Hunted, shot, and without her memory, eighteen-year-old Ann Baker wakes in shallow water on a deserted Pacific Northwest island. She is soon approached by two young men claiming to be her friends. Something isn’t right, but when gunshots sound, Ann is left with little choice but to allow Devon and Archer to help her escape. Soon she finds herself in their North Bend mountain compound, where the higher evolved humans claim to be mind-readers. While Ann heals, she realizes they believe her to be one of the last and most powerful of all – The Lost One. She’s welcomed by most with opened arms, but not everyone is happy about her arrival. A jealous adversary has plans for Ann, which spirals the entire Reader community into chaos. As lies, murder, and betrayal threaten to rip apart the once harmonious mountain dwellers, Ann is thrust into making a decision that could save or devastate not only The Readers, but all of mankind. But there’s just one glitch: by doing so it may require her to make the ultimate sacrifice.

My thoughts.

The Reader is an intriguing book with twists and turns right up until the end and I couldn’t put it down.
This book commences in the middle of an action scene, where Ann – who’s lost her memories – is approached by two men who claim to be friends before being shot at by an unknown enemy. What follows is a story about a girl trying to reclaim her memories amidst a world that she’s never even heard about before.
Ann is a capable and likeable main character who is struggling with the loss of her memories and trying to find out who and what she is, and why the Readers and the Jacks are both trying to find and claim her. There is a love triangle in this story, and while aspects of it were a bit predictable, it didn’t detract from the overall plot line. There was a nice contrast between the characters of Archer and Devon, who find and rescue Ann on the beach and who then become her guides among the Readers. Lucy, Devon’s brother and Ann’s good friend, was a highlight for me, and I wish we got to a little more backstory on her throughout.
While not a long story, The Reader was fast-paced. Information and backstory was delivered at a pace that allowed for both Ann and the reader to get small chunks of the overall picture when and as necessary. While the abilities of the various characters in this book – telepathy, body jumping, clairvoyance and immortality – aren’t new, The Reader has a take on them that I haven’t seen before, and the limitations of these abilities were just as fascinating to me as the lack of limitations of them.

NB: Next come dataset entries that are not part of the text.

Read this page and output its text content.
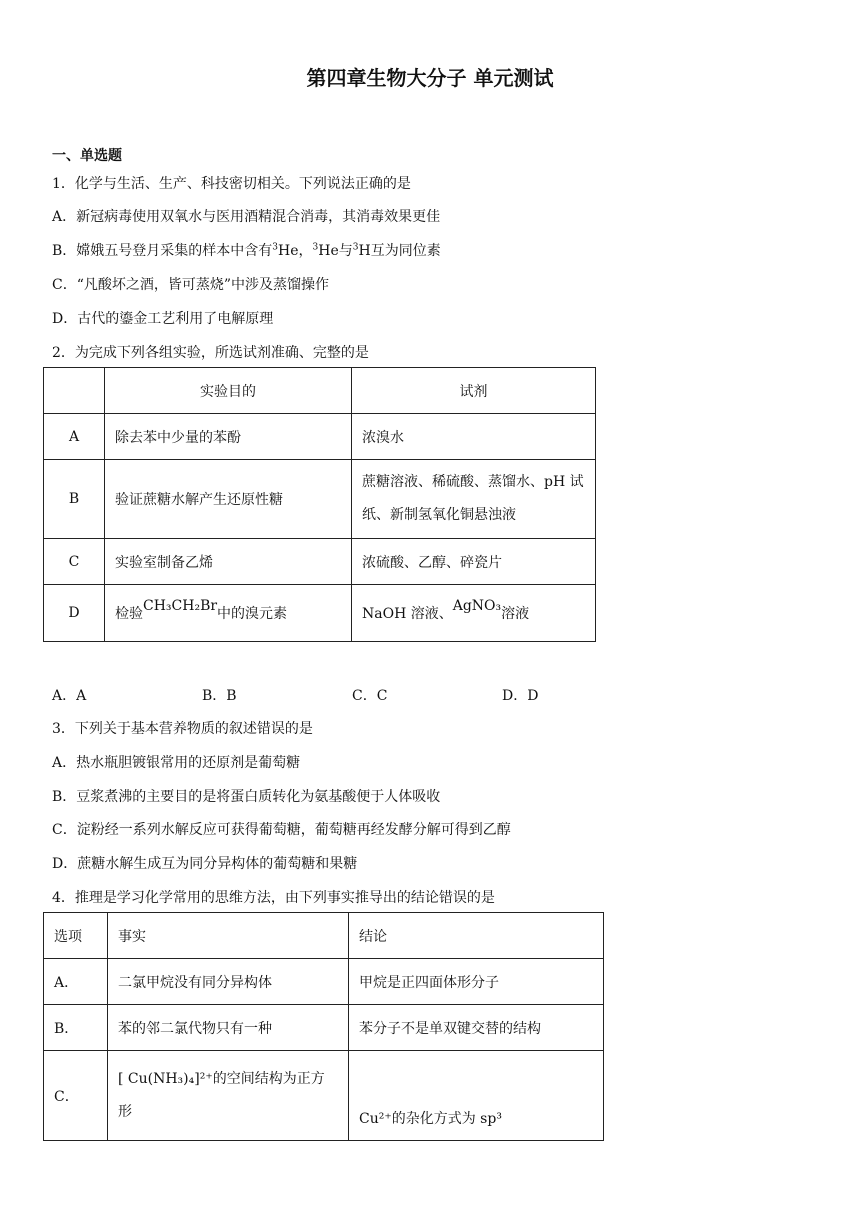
第四章生物大分子 单元测试
一、单选题
1．化学与生活、生产、科技密切相关。下列说法正确的是
A．新冠病毒使用双氧水与医用酒精混合消毒，其消毒效果更佳
B．嫦娥五号登月采集的样本中含有$^3$He，$^3$He与$^3$H互为同位素
C．“凡酸坏之酒，皆可蒸烧”中涉及蒸馏操作
D．古代的鎏金工艺利用了电解原理
2．为完成下列各组实验，所选试剂准确、完整的是
	实验目的	试剂
A	除去苯中少量的苯酚	浓溴水
B	验证蔗糖水解产生还原性糖	蔗糖溶液、稀硫酸、蒸馏水、pH 试
纸、新制氢氧化铜悬浊液

C	实验室制备乙烯	浓硫酸、乙醇、碎瓷片
D	检验CH₃CH₂Br中的溴元素	NaOH 溶液、AgNO₃溶液
A．A	B．B	C．C	D．D
3．下列关于基本营养物质的叙述错误的是
A．热水瓶胆镀银常用的还原剂是葡萄糖
B．豆浆煮沸的主要目的是将蛋白质转化为氨基酸便于人体吸收
C．淀粉经一系列水解反应可获得葡萄糖，葡萄糖再经发酵分解可得到乙醇
D．蔗糖水解生成互为同分异构体的葡萄糖和果糖
4．推理是学习化学常用的思维方法，由下列事实推导出的结论错误的是
选项	事实	结论
A．	二氯甲烷没有同分异构体	甲烷是正四面体形分子
B．	苯的邻二氯代物只有一种	苯分子不是单双键交替的结构
C．	[ Cu(NH₃)₄]²⁺的空间结构为正方
形	Cu²⁺的杂化方式为 sp³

I loved the idea of Samara – a community living in a wonderfully constructed space within a mountain – and the attention paid to detailing how a group of people would be able to sustain living in what could otherwise be a claustrophobic place. In particular, I enjoyed the scenes involving the waterfall and the hot house and storms which I found to be a unique contribution to the world building in this book.
Overall, I gave this book a solid 4 out of five stars.
title // The Reader
author // M.K. Harkins
publisher // 
genre // Young Adult, Science-Fiction & Fantasy
publication date // August 25, 2016
format // eBook
I received a copy of The Reader on Netgalley in exchange for a fair and honest review.